AMD is empowering designers with those capabilities, allowing them to raise the bar on achievable compute densities by enabling optimized server designs with higher performance, reduced latencies and improved efficiencies in an open, flexible environment. With the introduction of new EPYC processor based servers with Radeon Instinct GPU accelerators, combined with our ROCm open software platform, AMD is ushering in a new era of heterogeneous compute for HPC and Deep Learning.
Radeon Instinct™ MI25 Server Accelerators
AMD is changing the game with the introduction of its open standards-based Radeon Instinct family of products. Radeon Instinct accelerators, combined with our open ecosystem approach to heterogeneous compute, raises the bar on achievable performance, efficiencies and the flexibility needed to design systems capable of meeting the challenges of today’s data-centric workloads.
The new Radeon Instinct MI25 accelerator, based on AMD’s Next-Gen “Vega” architecture, with its powerful parallel compute engine, is the world’s ultimate training accelerator for large scale deep learning applications and is a workhorse for HPC workloads delivering 24.6 TFLOPS of FP16 and 12.3 TFLOPS of FP32 peak floating-point performance.1 Combine this power with the open ROCm software platform and the world’s most advanced GPU memory architecture, 16GB of HBM2, and up to 484 GB/s of memory bandwidth, and you get the ultimate solution for today’s compute workloads.

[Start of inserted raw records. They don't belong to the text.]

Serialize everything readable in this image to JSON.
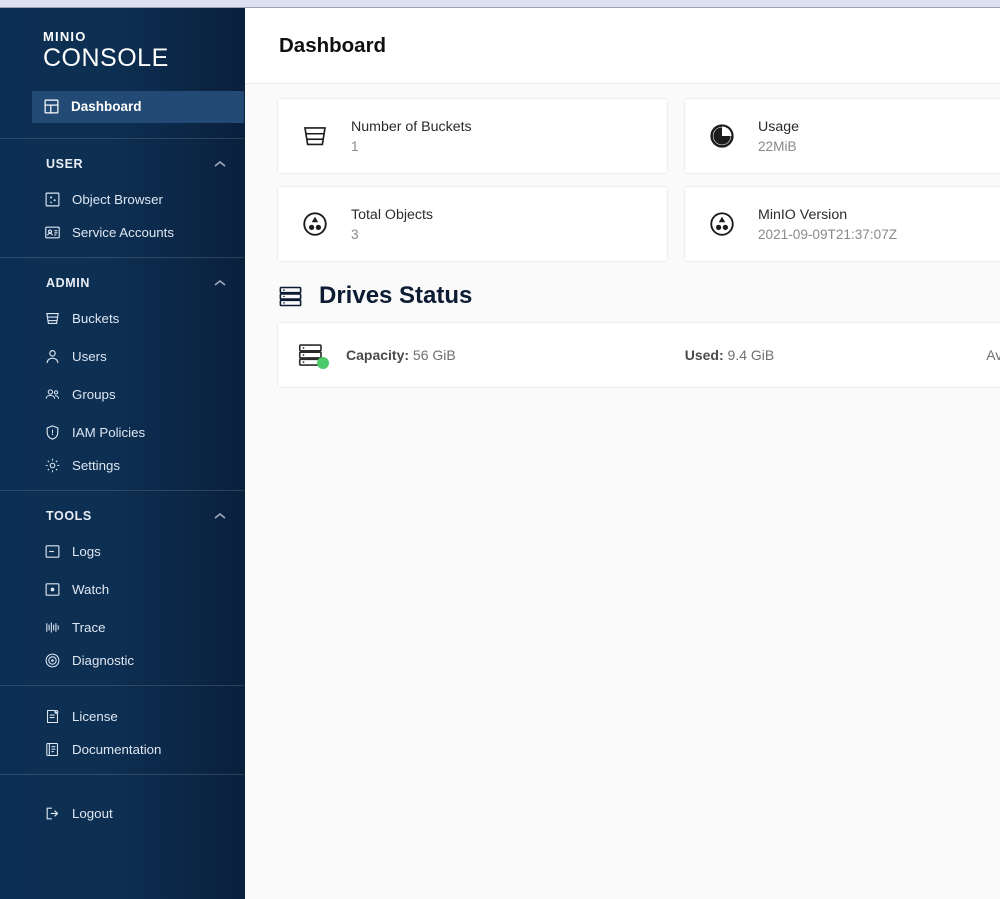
{
  "colors": {
    "sidebar_start": "#0b2f53",
    "sidebar_end": "#0a203d",
    "active_item": "#234a74",
    "page_bg": "#fafafa",
    "card_bg": "#ffffff",
    "status_ok": "#4ccb6a",
    "title": "#0d1b33",
    "top_strip": "#dde2f2"
  },
  "sidebar": {
    "logo_top": "MINIO",
    "logo_bottom": "CONSOLE",
    "active_item": {
      "label": "Dashboard",
      "icon": "dashboard-icon"
    },
    "groups": [
      {
        "title": "USER",
        "caret": "collapse-caret-icon",
        "items": [
          {
            "label": "Object Browser",
            "icon": "object-browser-icon"
          },
          {
            "label": "Service Accounts",
            "icon": "service-accounts-icon"
          }
        ]
      },
      {
        "title": "ADMIN",
        "caret": "collapse-caret-icon",
        "items": [
          {
            "label": "Buckets",
            "icon": "bucket-icon"
          },
          {
            "label": "Users",
            "icon": "user-icon"
          },
          {
            "label": "Groups",
            "icon": "groups-icon"
          },
          {
            "label": "IAM Policies",
            "icon": "shield-icon"
          },
          {
            "label": "Settings",
            "icon": "gear-icon"
          }
        ]
      },
      {
        "title": "TOOLS",
        "caret": "collapse-caret-icon",
        "items": [
          {
            "label": "Logs",
            "icon": "logs-icon"
          },
          {
            "label": "Watch",
            "icon": "watch-icon"
          },
          {
            "label": "Trace",
            "icon": "trace-icon"
          },
          {
            "label": "Diagnostic",
            "icon": "diagnostic-icon"
          }
        ]
      }
    ],
    "footer_items": [
      {
        "label": "License",
        "icon": "license-icon"
      },
      {
        "label": "Documentation",
        "icon": "documentation-icon"
      }
    ],
    "logout": {
      "label": "Logout",
      "icon": "logout-icon"
    }
  },
  "header": {
    "title": "Dashboard"
  },
  "cards": [
    {
      "label": "Number of Buckets",
      "value": "1",
      "icon": "bucket-icon"
    },
    {
      "label": "Usage",
      "value": "22MiB",
      "icon": "pie-usage-icon"
    },
    {
      "label": "Total Objects",
      "value": "3",
      "icon": "objects-icon"
    },
    {
      "label": "MinIO Version",
      "value": "2021-09-09T21:37:07Z",
      "icon": "minio-version-icon"
    }
  ],
  "drives_section": {
    "title": "Drives Status",
    "icon": "drive-stack-icon",
    "drive": {
      "status": "online",
      "capacity_label": "Capacity:",
      "capacity_value": "56 GiB",
      "used_label": "Used:",
      "used_value": "9.4 GiB",
      "available_label": "Available"
    }
  }
}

Radeon Instinct MI25 Highlights:
Built-on AMD’s Next-Gen “Vega” architecture with world’s most advanced GPU memory architecture
Superior FP16 and FP32 performance for HPC and Deep Learning
ROCm open software platform for HPC-class rack scale
Large BAR support for mGPU peer to peer
MxGPU SR-IOV hardware virtualization technologies for optimized datacenter utilization
Superior compute density and performance per node when combining new AMD EPYC™ processor-based servers and Radeon Instinct MI25 accelerators
ROCm Open Software Platform
The ROCm open software platform delivers an open-source foundation for HPC-class heterogeneous compute and world-class datacenter system designs. The ROCm platform provides performance optimized Linux® drivers, compilers, tools and libraries. ROCm’s software design philosophy offers programing choice, minimalism and a modular software development approach to allow for more optimized GPU accelerator computing.
Combined this approach with AMD’s secure hardware virtualized MxGPU technologies, and system designers are now enabled to change how they design systems to achieve higher efficiencies and to drive optimized datacenter utilization and capacities.
ROCm foundational elements:
Open Headless Linux® 64-bit driver and rich system runtime stack optimized for Hyperscale & HPC-class compute
Multi-GPU compute supporting in and out of server-node communication through RDMA with direct RDMA peer-sync support in driver
Simpler programming model giving developers control when needed
HCC true single-source C++ heterogeneous compilers addressing whole system not just a single device
HIP CUDA conversion tool providing platform choice for using GPU computing API
The ROCm open software platform provides a solid foundation for large scale Machine Intelligent and HPC datacenter deployments with an optimized open Linux driver and rich ROCr System Runtime which is language independent and makes heavy use of the Heterogeneous System Architecture (HSA) Runtime API. This provides a rich foundation to execute programming languages such as HCC C++, Khronos Group’s OpenCL™, Continuum’s Anaconda Python and the HIP CUDA conversion tool.2
AMD continues to embrace an open approach to extend support of critical features required for NUMA class acceleration to our Radeon™ GPU accelerators for HPC and deep learning deployments, and the ROCm platform now supports our new Radeon Instinct GPU accelerator family of products, as well as continued support for a number of our other AMD FirePro™ S Series, Radeon™ RX Series, and Radeon™ Pro Duo graphics cards. Please visit the ROCm web site for a full list of supported GPU cards.
OpenCL™, OpenMP and OpenACC Support
AMD continues to support these standards on our product offerings3. We believe that most people in the HPC community want open standards as the de facto way of running their projects and simulations, and AMD is committed to supporting this goal and is working extensively with the community to drive open standards forward.